Montero, whose name has been talked about in scouting circles for what seems like years, is still only 22-years-old, and has just 69 total big league plate appearances, fully preserving his rookie status for 2012.  The catcher-turned-anything-but has been ranked among the top 40 prospects in the games three times, two of those times among the top four, according to Baseball America.

Can anyone of Cashman’s former prospects make similar claims?

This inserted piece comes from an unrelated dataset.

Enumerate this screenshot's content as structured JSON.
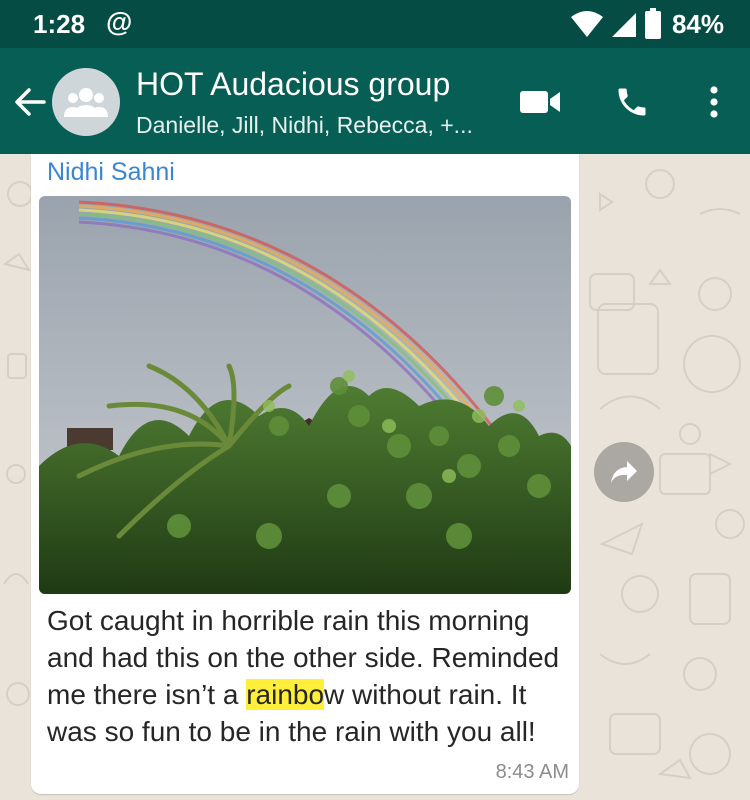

Well, sort of, but not quite.

Former World Series MVP Mike Lowell was twice named among the top 75 prospects, the highest ranking being #58 prior to 1999.  Christian Guzman was once ranked as the sixty-eighth best prospect.  Jake Westbrook, who was previously acquired from Montreal, was still a prospect in 2000 when the team shipped him to Cleveland, but was three years removed from his only appearance among the top 100; he was number 75.   Rickey Ledee, who was also part of the deal, appeared on the list twice, the highest being #46.  Former NFL quarterback Drew Henson, who was dealt by New York only to be re-acquired less than one year later, made four appearances, three of them among the top 25.  Other top prospects, according to Baseball America, to be dealt also include Wily Mo Pena, Brandon Claussen, Juan Rivera, Joaquin Arias, Dioner Navarro, Austin Jackson, Ian Kennedy, and Arodys Vizcaino.  It’s a fine list of prospects, many of whom would develop into very good big leaguers, but the closest a prospect has come to Montero’s lofty prospect ranking was oft-injured first baseman Nick Johnson.

Johnson would appear on Baseball America’s top 100 prospect lists four separate times: 1999, 2000, 2001, and 2002.  His highest ranking, fifth, was prior to the 2000 season, but he ranked no lower than eighteenth.

So who was the better prospect?  Well, according to Baseball America’s rankings, Montero gets the nod for despite appearing on the list one fewer time, but he twice ranked among the top four in baseball; Johnson never did.

So now that it appears that Montero was the best prospect Cashman ever dealt, what does he have to produce to become the best prospect-turned-Major-Leaguer?

Well, according to the wins above replacement as determined by, Mike Lowell’s 28.8 WAR total is the highest among those former prospects.  The former Gold Glove winner hit .279/.342/.464 during his 13-year big league career, with 223 homeruns and 952 RBIs.

Can Jesus Montero become the greatest player Brian Cashman has ever traded?  Maybe.  But first things first, he must overtake Mike Lowell as the greatest prospect Cashman has ever traded.  Then the conversation can continue.